Robinhood, which saw significant growth last year through commission-free stock trading, is cutting 23% of its workforce after active users and revenue declined over the past three months.

The Menlo Park company will cut more than 1,000 jobs this year after previously laying off 9 percent of its nearly 3,900 employees in April. Second quarter revenue fell 44 percent to $318 million and monthly active users fell 34 percent to 14 million from last year. The company lost $295 million in the second quarter, down from $392 million in the first quarter.
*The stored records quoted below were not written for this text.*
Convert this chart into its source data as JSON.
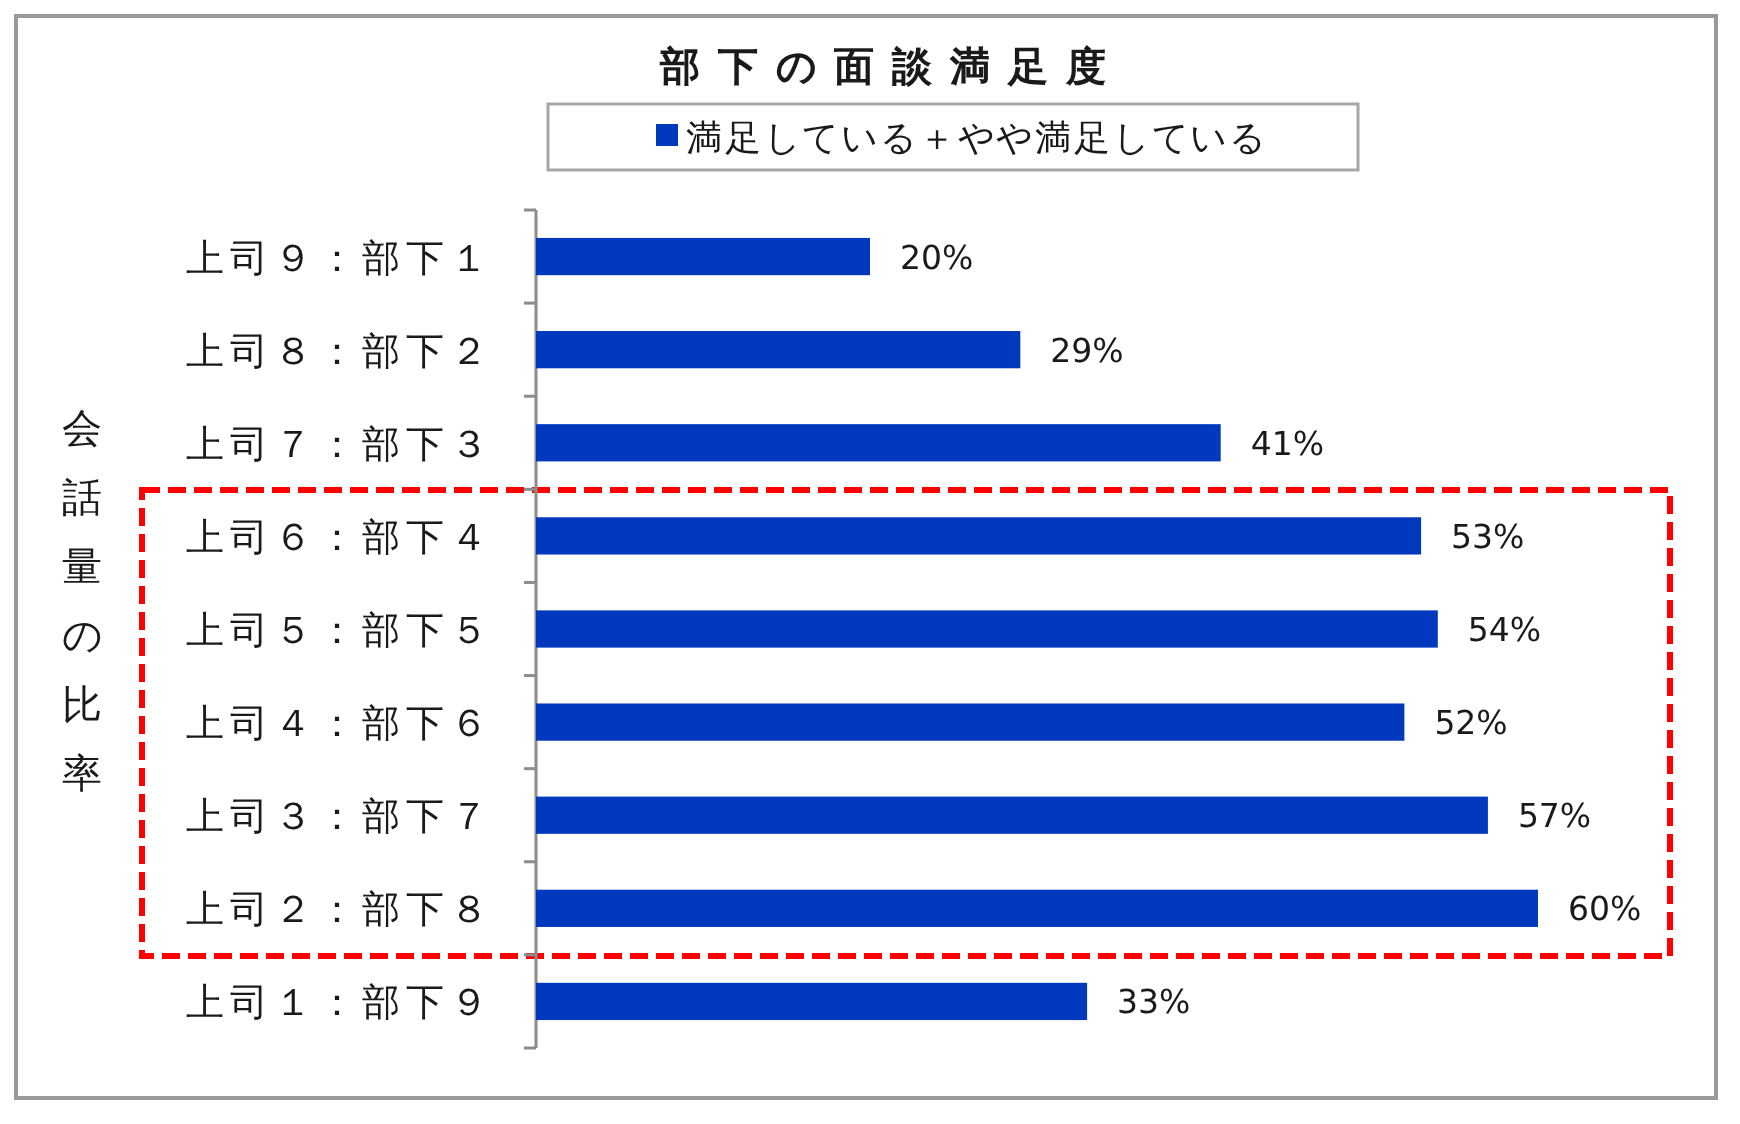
{
  "chart_data": {
    "type": "bar",
    "orientation": "horizontal",
    "title": "部下の面談満足度",
    "ylabel": "会話量の比率",
    "categories": [
      "上司９：部下１",
      "上司８：部下２",
      "上司７：部下３",
      "上司６：部下４",
      "上司５：部下５",
      "上司４：部下６",
      "上司３：部下７",
      "上司２：部下８",
      "上司１：部下９"
    ],
    "series": [
      {
        "name": "満足している＋やや満足している",
        "color": "#0039bd",
        "values": [
          20,
          29,
          41,
          53,
          54,
          52,
          57,
          60,
          33
        ],
        "value_labels": [
          "20%",
          "29%",
          "41%",
          "53%",
          "54%",
          "52%",
          "57%",
          "60%",
          "33%"
        ]
      }
    ],
    "legend": "top",
    "tick_labels": "y"
  }
}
Stock enthusiasts flocked to the company’s app last year, putting Gamestop shares under pressure last year. It faced backlash after temporarily banning trading of the game’s retail stock, but Robinhood faces more challenges this year.

High inflation, turmoil in the stock market and the cryptocurrency crash have dampened user activity, forcing the company to cut costs after rapid growth. The company By the end of 2019, it had increased its workforce to more than 700 employees.

CEO Vlad Tenev said in a statement: “We have made many of our operations with the expectation that the high retail participation we saw in the stock and cryptocurrency markets last year during the Covid era will continue into 2022. “We are overstaffing in this new environment.”

Laid-off employees may remain with the company until October 1. In addition, Tenev said that they will be given financial aid and job search assistance.

Financial technology companies have seen major job cuts this year, including cryptocurrency exchange Coinbase and mortgage company Better.com. Other tech companies that saw huge growth during the pandemic, such as Netflix and Twitter, have cut staff amid the broader economic downturn.

Shares of Robin Hood were down 1.4% after the market closed and are more than 83% below the company’s peak share price of $55, reached last August, a week after the company’s initial public offering.

Separately, New York state officials on Tuesday fined the company’s cryptocurrency division $30 million for violating rules governing money laundering and cybersecurity.